Following the 3.6 million calls, chats and texts received by the Lifeline in 2021, it is expected that the number will double within the first full year following the transition to 988.

What is the National Suicide Prevention Lifeline?

Now called 988 Suicide & Crisis Lifeline, The National Suicide Prevention Lifeline is a network of over 200 state and local call centres across the USA. Providing free, confidential, 24/7 access through a toll-free hotline, anyone who is experiencing emotional distress or is in a suicidal crisis can call. Offering crisis resources for individuals and their loved ones, Lifeline aims to improve crisis services and advance suicide prevention through empowering individuals, advancing professional best practices, and building awareness.

Founded by the Substance Abuse and Mental Health Services Administration, a division of the Department of Health and Human Services, the Lifeline has previously had a 10-digit phone number.

Those using major search engines such as Google, Bing, and Yahoo for information about suicide or self-harm methods are instead shown the phone number and website for Lifeline.

It is hoped that 988 will help people in mental health crisis to access help more quickly from those most qualified to provide support. Through providing a more effective means of triage, this should place less burden on emergency medical services and departments.

How common are suicidal thoughts and actions in the US?

In the United States, someone dies by suicide every 11 minutes. Between 2000-18, suicide rates rose by 30% according to the CDC. The number of people thinking about, considering, or attempting suicide is thought to be even higher. One study from 2017 revealed that 4% of American adults aged 18 and over have thought about suicide.

In 2020, it was estimated that 12.2 million Americans seriously considered suicide, 3.2 million planned a suicide attempt, and 1.2 million attempted suicide.

Suicidal thoughts can take many forms. Some people may experience passive suicidal ideation – for example, you may wish you would fall asleep and not wake up, but do not have plans to complete suicide. Others may experience active suicidal ideation – where you are actively thinking about suicide and have a plan.

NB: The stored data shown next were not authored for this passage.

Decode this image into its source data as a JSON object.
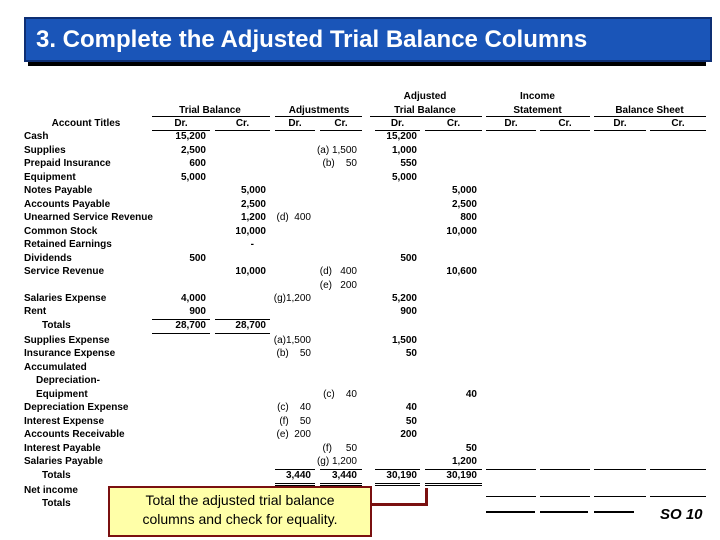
{
  "title": "3. Complete the Adjusted Trial Balance Columns",
  "headers": {
    "account_titles": "Account Titles",
    "trial_balance": "Trial Balance",
    "adjustments": "Adjustments",
    "adjusted_line1": "Adjusted",
    "adjusted_line2": "Trial Balance",
    "income_line1": "Income",
    "income_line2": "Statement",
    "balance_sheet": "Balance Sheet",
    "dr": "Dr.",
    "cr": "Cr."
  },
  "rows": [
    {
      "account": "Cash",
      "tb_dr": "15,200",
      "atb_dr": "15,200"
    },
    {
      "account": "Supplies",
      "tb_dr": "2,500",
      "adj_cr": "(a) 1,500",
      "atb_dr": "1,000"
    },
    {
      "account": "Prepaid Insurance",
      "tb_dr": "600",
      "adj_cr": "(b)    50",
      "atb_dr": "550"
    },
    {
      "account": "Equipment",
      "tb_dr": "5,000",
      "atb_dr": "5,000"
    },
    {
      "account": "Notes Payable",
      "tb_cr": "5,000",
      "atb_cr": "5,000"
    },
    {
      "account": "Accounts Payable",
      "tb_cr": "2,500",
      "atb_cr": "2,500"
    },
    {
      "account": "Unearned Service Revenue",
      "tb_cr": "1,200",
      "adj_dr": "(d)  400",
      "atb_cr": "800"
    },
    {
      "account": "Common Stock",
      "tb_cr": "10,000",
      "atb_cr": "10,000"
    },
    {
      "account": "Retained Earnings",
      "tb_cr": "-"
    },
    {
      "account": "Dividends",
      "tb_dr": "500",
      "atb_dr": "500"
    },
    {
      "account": "Service Revenue",
      "tb_cr": "10,000",
      "adj_cr": "(d)   400",
      "atb_cr": "10,600"
    },
    {
      "account": "",
      "adj_cr": "(e)   200"
    },
    {
      "account": "Salaries Expense",
      "tb_dr": "4,000",
      "adj_dr": "(g)1,200",
      "atb_dr": "5,200"
    },
    {
      "account": "Rent",
      "tb_dr": "900",
      "atb_dr": "900"
    },
    {
      "account": "Totals",
      "indent": true,
      "tb_dr": "28,700",
      "tb_cr": "28,700",
      "total": "tb"
    },
    {
      "account": "Supplies Expense",
      "adj_dr": "(a)1,500",
      "atb_dr": "1,500"
    },
    {
      "account": "Insurance Expense",
      "adj_dr": "(b)    50",
      "atb_dr": "50"
    },
    {
      "account": "Accumulated"
    },
    {
      "account": "Depreciation-",
      "indent": true
    },
    {
      "account": "Equipment",
      "indent": true,
      "adj_cr": "(c)    40",
      "atb_cr": "40"
    },
    {
      "account": "Depreciation Expense",
      "adj_dr": "(c)    40",
      "atb_dr": "40"
    },
    {
      "account": "Interest Expense",
      "adj_dr": "(f)    50",
      "atb_dr": "50"
    },
    {
      "account": "Accounts Receivable",
      "adj_dr": "(e)  200",
      "atb_dr": "200"
    },
    {
      "account": "Interest Payable",
      "adj_cr": "(f)     50",
      "atb_cr": "50"
    },
    {
      "account": "Salaries Payable",
      "adj_cr": "(g) 1,200",
      "atb_cr": "1,200"
    },
    {
      "account": "Totals",
      "indent": true,
      "adj_dr": "3,440",
      "adj_cr": "3,440",
      "atb_dr": "30,190",
      "atb_cr": "30,190",
      "total": "adj"
    },
    {
      "account": "Net income"
    },
    {
      "account": "Totals",
      "indent": true
    }
  ],
  "callout": {
    "line1": "Total the adjusted trial balance",
    "line2": "columns and check for equality."
  },
  "slide_number": "SO 10",
  "colors": {
    "title_bg": "#1a55b8",
    "callout_bg": "#ffffa8",
    "callout_border": "#7a1010"
  }
}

Suicidal thoughts can be symptoms of other mental health issues, such as severe or manic depression. Both passive and active suicidal thoughts are warning signs that you could be at risk and should seek help. Studies have shown that those who experience high levels of depression and suicidality, and thoughts of passive and active ideation, have the potential to become more severe and dangerous.

Anyone, at any age and any gender, can experience suicidal thoughts. Men can be up to three times more likely to complete suicide, while women show higher rates of suicidal thinking and suicide attempts.

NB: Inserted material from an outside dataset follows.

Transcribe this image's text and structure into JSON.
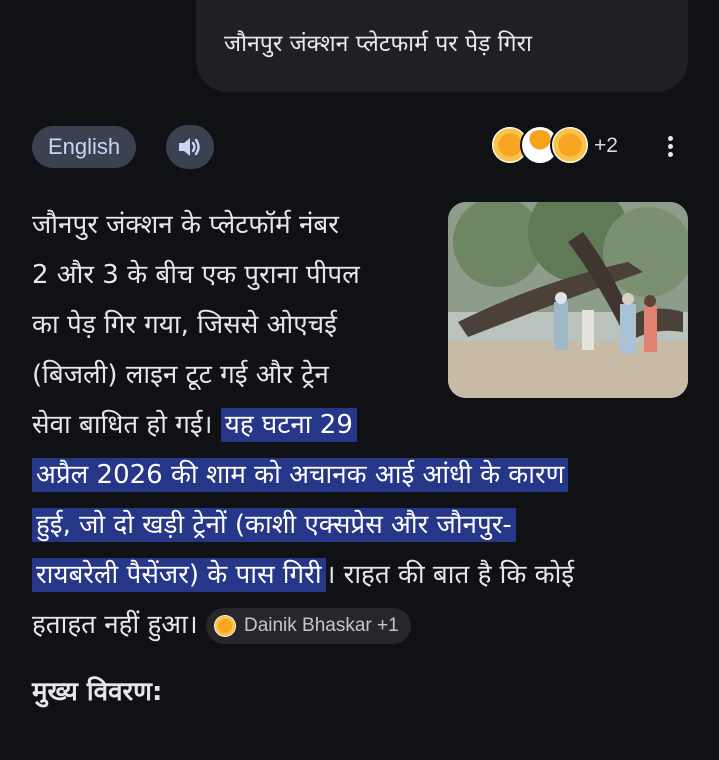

If you have a personal or family history of mental illness, have experienced substance addiction, abuse, trauma, major loss, or have limited access to healthcare, you may be at higher risk of suicidal thoughts or attempts.

Discover more about suicidal thoughts, how they can make you feel, and what you can do to combat these thoughts now and long-term over on Counselling Directory.


Where to find help for suicidal thoughts, ideation, and actions

If you are worried about a friend or loved one, or are experiencing worrying thoughts, Lifeline is available to text, chat online, or call, 24/7. Find out more and speak with someone confidentially through 988 or by visiting 988lifeline.org. Skilled, trained crisis workers are ready to listen, provide support, and share resources.

No matter what problems you are facing, if you need someone to speak with, call Lifeline. Their experienced crisis workers are there to talk about any issues you may need emotional support for, including substance abuse, relationship issues, sexual identity, substance abuse, depression, abuse, mental illness, physical illness, loneliness, suicidal thoughts, and more.